[Numpy-discussion] Using multiprocessing (shared memory) with numpy array multiplication

Thu Jun 16 13:49:27 EDT 2011

Den 16.06.2011 19:23, skrev Robin:
>
> If you are on Linux or Mac then fork works nicely so you have read
> only shared memory you just have to put it in a module before the fork
> (so before pool = Pool() ) and then all the subprocesses can access it
> without any pickling required. ie
> myutil.data = listofdata
> p = multiprocessing.Pool(8)
> def mymapfunc(i):
>      return mydatafunc(myutil.data[i])
>
> p.map(mymapfunc, range(len(myutil.data)))
>

There is still the issue that p.map does not do any load balancing. The 
processes in the pool might spend all the time battling for a mutex. We 
must thus arrange it so each call to mymapfunc processes a chunk of data 
instead of a single item.

This is one strategy that works well:

With n remaining work items and m processes, and c the minimum chunk 
size, let the process holding a mutex grab

    max( c, n/m )

work items.
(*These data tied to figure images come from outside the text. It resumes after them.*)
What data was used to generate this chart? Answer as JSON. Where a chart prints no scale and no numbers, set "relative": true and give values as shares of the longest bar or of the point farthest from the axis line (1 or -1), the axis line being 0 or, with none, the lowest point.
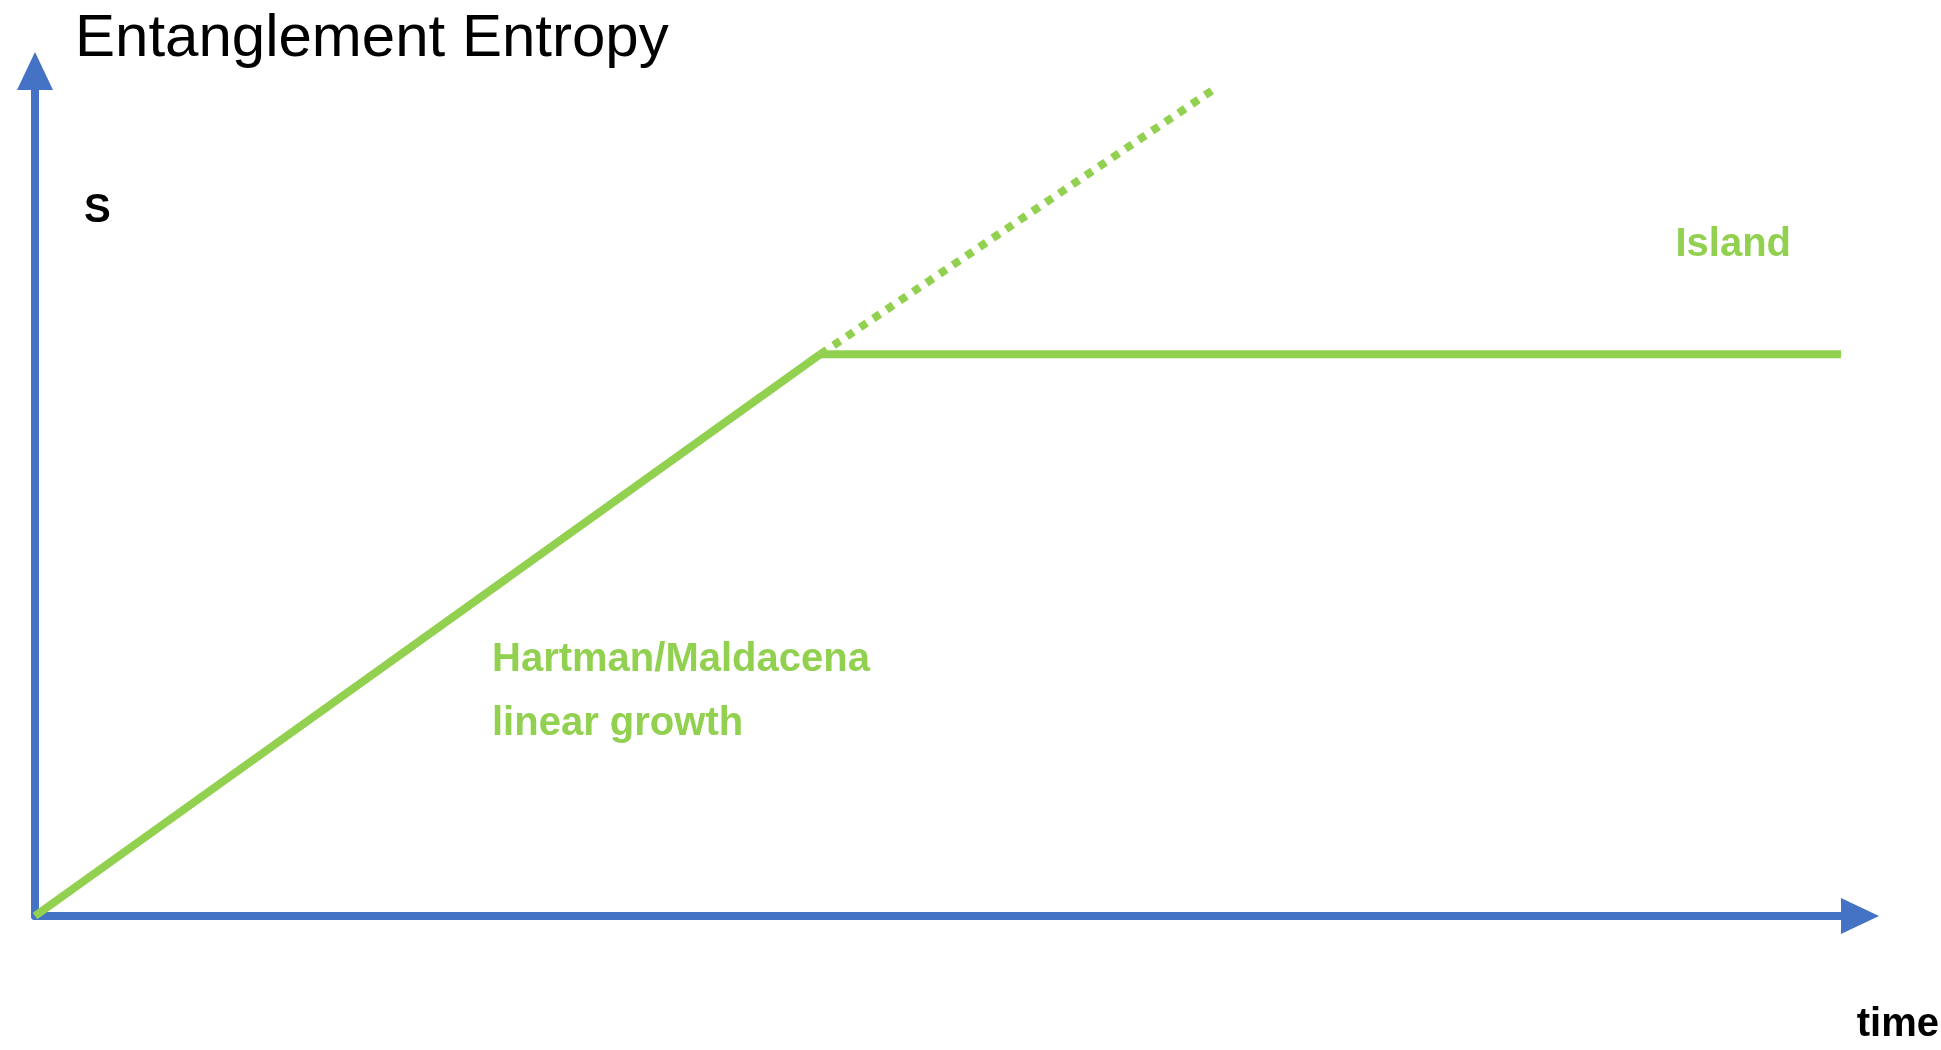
{
  "chart_data": {
    "type": "line",
    "title": "Entanglement Entropy",
    "xlabel": "time",
    "ylabel": "S",
    "relative": true,
    "categories": [
      null,
      null,
      null,
      null,
      null,
      null,
      null,
      null,
      null,
      null,
      null,
      null,
      null,
      null,
      null,
      null,
      null,
      null,
      null,
      null,
      null,
      null,
      null,
      null,
      null,
      null,
      null,
      null,
      null,
      null,
      null,
      null,
      null,
      null,
      null,
      null,
      null,
      null,
      null,
      null,
      null,
      null,
      null,
      null,
      null,
      null,
      null
    ],
    "series": [
      {
        "values": [
          0,
          null,
          null,
          null,
          null,
          null,
          null,
          null,
          null,
          null,
          null,
          null,
          null,
          null,
          null,
          null,
          null,
          null,
          null,
          null,
          0.68,
          null,
          null,
          null,
          null,
          null,
          null,
          null,
          null,
          null,
          null,
          null,
          null,
          null,
          null,
          null,
          null,
          null,
          null,
          null,
          null,
          null,
          null,
          null,
          null,
          null,
          null
        ],
        "color": "#92d050",
        "line_style": "solid"
      },
      {
        "values": [
          null,
          null,
          null,
          null,
          null,
          null,
          null,
          null,
          null,
          null,
          null,
          null,
          null,
          null,
          null,
          null,
          null,
          null,
          null,
          null,
          0.68,
          null,
          null,
          null,
          null,
          null,
          null,
          null,
          null,
          null,
          1,
          null,
          null,
          null,
          null,
          null,
          null,
          null,
          null,
          null,
          null,
          null,
          null,
          null,
          null,
          null,
          null
        ],
        "color": "#92d050",
        "line_style": "dotted"
      },
      {
        "values": [
          null,
          null,
          null,
          null,
          null,
          null,
          null,
          null,
          null,
          null,
          null,
          null,
          null,
          null,
          null,
          null,
          null,
          null,
          null,
          null,
          0.68,
          null,
          null,
          null,
          null,
          null,
          null,
          null,
          null,
          null,
          null,
          null,
          null,
          null,
          null,
          null,
          null,
          null,
          null,
          null,
          null,
          null,
          null,
          null,
          null,
          null,
          0.68
        ],
        "color": "#92d050",
        "line_style": "solid"
      }
    ],
    "annotations": [
      "Island",
      "Hartman/Maldacena\nlinear growth"
    ]
  }
}
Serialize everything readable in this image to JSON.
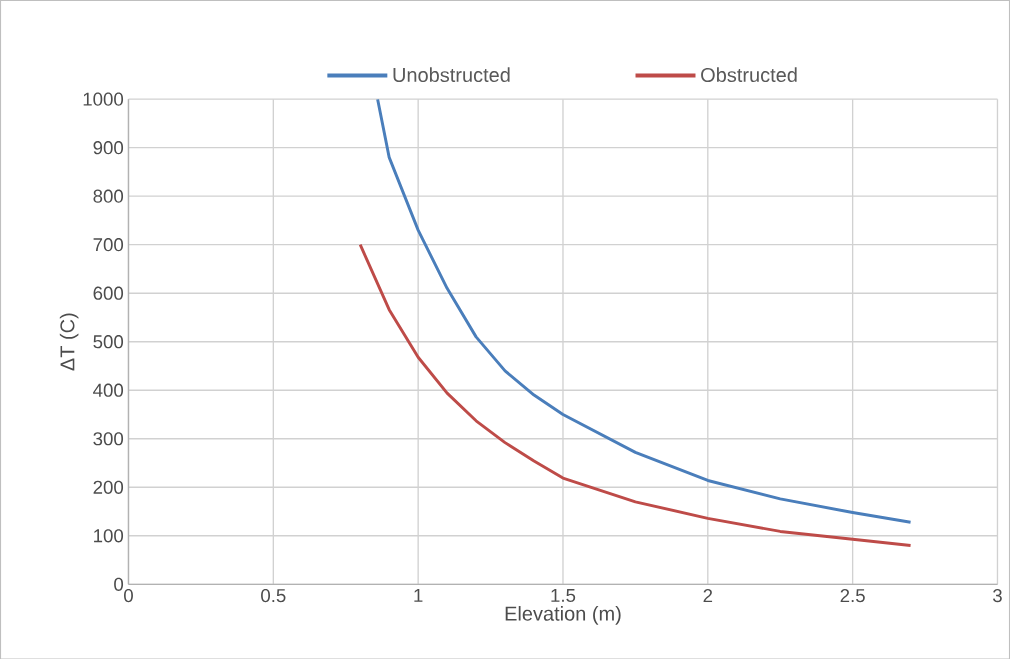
{
  "chart_data": {
    "type": "line",
    "xlabel": "Elevation (m)",
    "ylabel": "ΔT (C)",
    "xlim": [
      0,
      3
    ],
    "ylim": [
      0,
      1000
    ],
    "xticks": [
      0,
      0.5,
      1,
      1.5,
      2,
      2.5,
      3
    ],
    "yticks": [
      0,
      100,
      200,
      300,
      400,
      500,
      600,
      700,
      800,
      900,
      1000
    ],
    "grid": true,
    "legend": "top",
    "marker": "none",
    "line_style": "solid",
    "series": [
      {
        "name": "Unobstructed",
        "color": "#4a7ebb",
        "x": [
          0.86,
          0.9,
          1.0,
          1.1,
          1.2,
          1.3,
          1.4,
          1.5,
          1.75,
          2.0,
          2.25,
          2.5,
          2.7
        ],
        "values": [
          1000,
          880,
          730,
          610,
          510,
          440,
          390,
          350,
          272,
          214,
          176,
          148,
          128
        ]
      },
      {
        "name": "Obstructed",
        "color": "#be4b48",
        "x": [
          0.8,
          0.9,
          1.0,
          1.1,
          1.2,
          1.3,
          1.4,
          1.5,
          1.75,
          2.0,
          2.25,
          2.5,
          2.7
        ],
        "values": [
          700,
          566,
          468,
          394,
          337,
          292,
          254,
          219,
          170,
          136,
          109,
          93,
          80
        ]
      }
    ]
  }
}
Then n is reduced accordingly, and this continues until all 
items are exchausted.

Also, as processes do not work on interleaved items, we avoid false 
sharing as much as possible. (False sharing means that one processor 
will write to a cache line used by another processor, so both must stop 
what they're doing and synchronize cache with RAM.)

Sturla